= John Bate (tailor) =

John Bate was a specialist textile worker who made farthingales for Elizabeth I.

== Career==
Elizabeth's tailor Walter Fyshe made some of Queen Elizabeth's farthingales. A farthingale is a support designed to increase the volume of a skirt. He used hoops made of "bent", a rope made from a kind of grass or reed, covered with buckram. John Bate was first mentioned as a maker of farthingales for Queen Elizabeth in 1567. A royal wardrobe warrant describes him as a "verthingale maker". He also made the foreparts of skirts which were visible. He repaired or augmented older garments, and supplied a hamper suitable for carrying two farthingales.

== Robert Sibthorpe and Robert Hughes ==
Bate was recorded making farthingales for Elizabeth in 1570, and subsequently the work was given to Robert Sibthorpe. Sibthorpe's work, like Bate's, included remodelling old garments.
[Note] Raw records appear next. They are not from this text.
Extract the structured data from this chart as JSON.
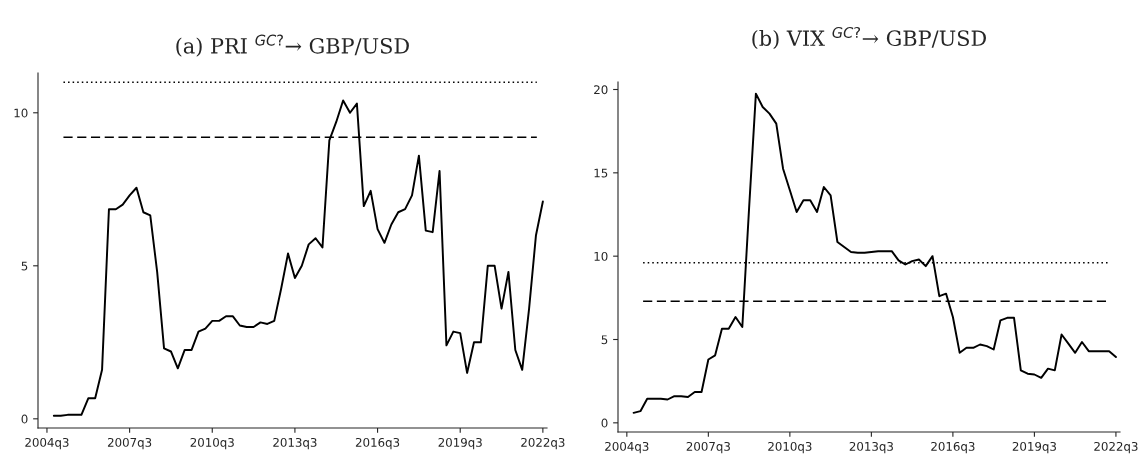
{
  "chart_data": [
    {
      "type": "line",
      "title": "(a) PRI $^{GC?}$→ GBP/USD",
      "categories": [
        "2004q3",
        null,
        null,
        null,
        null,
        null,
        null,
        null,
        null,
        null,
        null,
        null,
        "2007q3",
        null,
        null,
        null,
        null,
        null,
        null,
        null,
        null,
        null,
        null,
        null,
        "2010q3",
        null,
        null,
        null,
        null,
        null,
        null,
        null,
        null,
        null,
        null,
        null,
        "2013q3",
        null,
        null,
        null,
        null,
        null,
        null,
        null,
        null,
        null,
        null,
        null,
        "2016q3",
        null,
        null,
        null,
        null,
        null,
        null,
        null,
        null,
        null,
        null,
        null,
        "2019q3",
        null,
        null,
        null,
        null,
        null,
        null,
        null,
        null,
        null,
        null,
        null,
        "2022q3"
      ],
      "series": [
        {
          "color": "#000000",
          "values": [
            null,
            0.1,
            0.1,
            0.13,
            0.13,
            0.13,
            0.67,
            0.67,
            1.6,
            6.85,
            6.85,
            7.0,
            7.3,
            7.55,
            6.75,
            6.65,
            4.8,
            2.3,
            2.2,
            1.65,
            2.25,
            2.25,
            2.85,
            2.95,
            3.2,
            3.2,
            3.35,
            3.35,
            3.05,
            3.0,
            3.0,
            3.15,
            3.1,
            3.2,
            4.25,
            5.4,
            4.6,
            5.0,
            5.7,
            5.9,
            5.6,
            9.1,
            9.7,
            10.4,
            10.0,
            10.3,
            6.95,
            7.45,
            6.2,
            5.75,
            6.35,
            6.75,
            6.85,
            7.3,
            8.6,
            6.15,
            6.1,
            8.1,
            2.4,
            2.85,
            2.8,
            1.5,
            2.5,
            2.5,
            5.0,
            5.0,
            3.6,
            4.8,
            2.25,
            1.6,
            3.6,
            6.0,
            7.1
          ]
        }
      ],
      "ylim": [
        -0.3,
        11.3
      ],
      "yticks": [
        0,
        5,
        10
      ],
      "ref_lines": [
        {
          "axis": "y",
          "value": 11.0,
          "line_style": "dotted",
          "color": "#000000"
        },
        {
          "axis": "y",
          "value": 9.2,
          "line_style": "dashed",
          "color": "#000000"
        }
      ],
      "grid": false,
      "legend": false,
      "marker": "none",
      "line_style": "solid"
    },
    {
      "type": "line",
      "title": "(b) VIX $^{GC?}$→ GBP/USD",
      "categories": [
        "2004q3",
        null,
        null,
        null,
        null,
        null,
        null,
        null,
        null,
        null,
        null,
        null,
        "2007q3",
        null,
        null,
        null,
        null,
        null,
        null,
        null,
        null,
        null,
        null,
        null,
        "2010q3",
        null,
        null,
        null,
        null,
        null,
        null,
        null,
        null,
        null,
        null,
        null,
        "2013q3",
        null,
        null,
        null,
        null,
        null,
        null,
        null,
        null,
        null,
        null,
        null,
        "2016q3",
        null,
        null,
        null,
        null,
        null,
        null,
        null,
        null,
        null,
        null,
        null,
        "2019q3",
        null,
        null,
        null,
        null,
        null,
        null,
        null,
        null,
        null,
        null,
        null,
        "2022q3"
      ],
      "series": [
        {
          "color": "#000000",
          "values": [
            null,
            0.6,
            0.7,
            1.45,
            1.45,
            1.45,
            1.4,
            1.6,
            1.6,
            1.55,
            1.85,
            1.85,
            3.8,
            4.05,
            5.65,
            5.65,
            6.35,
            5.75,
            12.9,
            19.75,
            18.95,
            18.55,
            17.95,
            15.25,
            13.95,
            12.65,
            13.35,
            13.35,
            12.65,
            14.15,
            13.65,
            10.85,
            10.55,
            10.25,
            10.2,
            10.2,
            10.25,
            10.3,
            10.3,
            10.3,
            9.75,
            9.5,
            9.7,
            9.8,
            9.4,
            10.0,
            7.6,
            7.75,
            6.35,
            4.2,
            4.5,
            4.5,
            4.7,
            4.6,
            4.4,
            6.15,
            6.3,
            6.3,
            3.15,
            2.95,
            2.9,
            2.7,
            3.25,
            3.15,
            5.3,
            4.75,
            4.2,
            4.85,
            4.3,
            4.3,
            4.3,
            4.3,
            3.95
          ]
        }
      ],
      "ylim": [
        -0.55,
        20.45
      ],
      "yticks": [
        0,
        5,
        10,
        15,
        20
      ],
      "ref_lines": [
        {
          "axis": "y",
          "value": 9.6,
          "line_style": "dotted",
          "color": "#000000"
        },
        {
          "axis": "y",
          "value": 7.3,
          "line_style": "dashed",
          "color": "#000000"
        }
      ],
      "grid": false,
      "legend": false,
      "marker": "none",
      "line_style": "solid"
    }
  ]
}
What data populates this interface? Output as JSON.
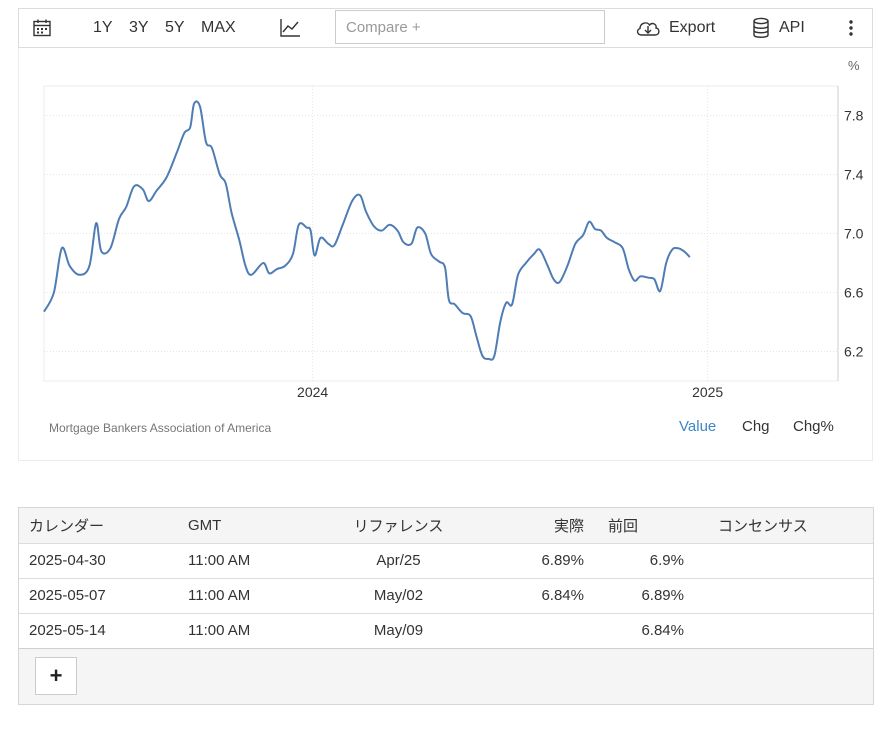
{
  "toolbar": {
    "ranges": [
      "1Y",
      "3Y",
      "5Y",
      "MAX"
    ],
    "compare_placeholder": "Compare +",
    "export_label": "Export",
    "api_label": "API"
  },
  "chart_data": {
    "type": "line",
    "unit_label": "%",
    "xlabel": "",
    "ylabel": "",
    "ylim": [
      6.0,
      8.0
    ],
    "yticks": [
      6.2,
      6.6,
      7.0,
      7.4,
      7.8
    ],
    "xticks": [
      {
        "label": "2024",
        "x": 0.4
      },
      {
        "label": "2025",
        "x": 1.4
      }
    ],
    "xlim": [
      -0.28,
      1.73
    ],
    "grid": true,
    "color": "#4e7cb4",
    "series": [
      {
        "name": "",
        "points": [
          [
            -0.28,
            6.47
          ],
          [
            -0.255,
            6.6
          ],
          [
            -0.235,
            6.9
          ],
          [
            -0.215,
            6.78
          ],
          [
            -0.19,
            6.72
          ],
          [
            -0.165,
            6.78
          ],
          [
            -0.148,
            7.07
          ],
          [
            -0.135,
            6.88
          ],
          [
            -0.112,
            6.9
          ],
          [
            -0.09,
            7.1
          ],
          [
            -0.072,
            7.18
          ],
          [
            -0.052,
            7.32
          ],
          [
            -0.03,
            7.3
          ],
          [
            -0.015,
            7.22
          ],
          [
            0.005,
            7.29
          ],
          [
            0.03,
            7.38
          ],
          [
            0.055,
            7.54
          ],
          [
            0.075,
            7.68
          ],
          [
            0.09,
            7.72
          ],
          [
            0.1,
            7.88
          ],
          [
            0.115,
            7.86
          ],
          [
            0.13,
            7.62
          ],
          [
            0.145,
            7.58
          ],
          [
            0.165,
            7.4
          ],
          [
            0.18,
            7.34
          ],
          [
            0.195,
            7.14
          ],
          [
            0.215,
            6.95
          ],
          [
            0.23,
            6.78
          ],
          [
            0.245,
            6.72
          ],
          [
            0.275,
            6.8
          ],
          [
            0.29,
            6.73
          ],
          [
            0.31,
            6.76
          ],
          [
            0.33,
            6.78
          ],
          [
            0.35,
            6.86
          ],
          [
            0.365,
            7.06
          ],
          [
            0.385,
            7.04
          ],
          [
            0.395,
            7.02
          ],
          [
            0.405,
            6.85
          ],
          [
            0.42,
            6.97
          ],
          [
            0.44,
            6.93
          ],
          [
            0.455,
            6.92
          ],
          [
            0.475,
            7.05
          ],
          [
            0.5,
            7.22
          ],
          [
            0.52,
            7.26
          ],
          [
            0.535,
            7.15
          ],
          [
            0.555,
            7.05
          ],
          [
            0.575,
            7.02
          ],
          [
            0.595,
            7.06
          ],
          [
            0.615,
            7.02
          ],
          [
            0.63,
            6.94
          ],
          [
            0.65,
            6.93
          ],
          [
            0.665,
            7.04
          ],
          [
            0.685,
            7.0
          ],
          [
            0.7,
            6.86
          ],
          [
            0.72,
            6.81
          ],
          [
            0.735,
            6.77
          ],
          [
            0.745,
            6.55
          ],
          [
            0.76,
            6.52
          ],
          [
            0.78,
            6.46
          ],
          [
            0.8,
            6.44
          ],
          [
            0.815,
            6.3
          ],
          [
            0.83,
            6.17
          ],
          [
            0.845,
            6.15
          ],
          [
            0.86,
            6.17
          ],
          [
            0.875,
            6.4
          ],
          [
            0.89,
            6.53
          ],
          [
            0.905,
            6.52
          ],
          [
            0.92,
            6.72
          ],
          [
            0.94,
            6.8
          ],
          [
            0.96,
            6.86
          ],
          [
            0.975,
            6.89
          ],
          [
            0.995,
            6.78
          ],
          [
            1.01,
            6.69
          ],
          [
            1.025,
            6.67
          ],
          [
            1.045,
            6.78
          ],
          [
            1.065,
            6.93
          ],
          [
            1.085,
            6.99
          ],
          [
            1.1,
            7.08
          ],
          [
            1.115,
            7.03
          ],
          [
            1.13,
            7.02
          ],
          [
            1.145,
            6.97
          ],
          [
            1.165,
            6.94
          ],
          [
            1.185,
            6.9
          ],
          [
            1.2,
            6.76
          ],
          [
            1.215,
            6.68
          ],
          [
            1.23,
            6.71
          ],
          [
            1.25,
            6.7
          ],
          [
            1.265,
            6.69
          ],
          [
            1.28,
            6.61
          ],
          [
            1.295,
            6.8
          ],
          [
            1.31,
            6.89
          ],
          [
            1.325,
            6.9
          ],
          [
            1.34,
            6.88
          ],
          [
            1.355,
            6.84
          ]
        ]
      }
    ]
  },
  "footer": {
    "source": "Mortgage Bankers Association of America",
    "modes": [
      "Value",
      "Chg",
      "Chg%"
    ]
  },
  "table": {
    "headers": [
      "カレンダー",
      "GMT",
      "リファレンス",
      "実際",
      "前回",
      "コンセンサス"
    ],
    "rows": [
      [
        "2025-04-30",
        "11:00 AM",
        "Apr/25",
        "6.89%",
        "6.9%",
        ""
      ],
      [
        "2025-05-07",
        "11:00 AM",
        "May/02",
        "6.84%",
        "6.89%",
        ""
      ],
      [
        "2025-05-14",
        "11:00 AM",
        "May/09",
        "",
        "6.84%",
        ""
      ]
    ],
    "add_label": "+"
  }
}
In 1571 he was paid for "unrippinge and newe making of a Vertingale" and then for "two several tymes translatinge" the same farthingale.

Robert Hughes may have worked with Sibthorpe, and in 1593 when he was made a free man of the Drapers' Company was described as the "Queens Vardingsall maker". After the Union of the Crowns in 1603, Hughes made farthingales for Anne of Denmark, queen consort of James VI and I.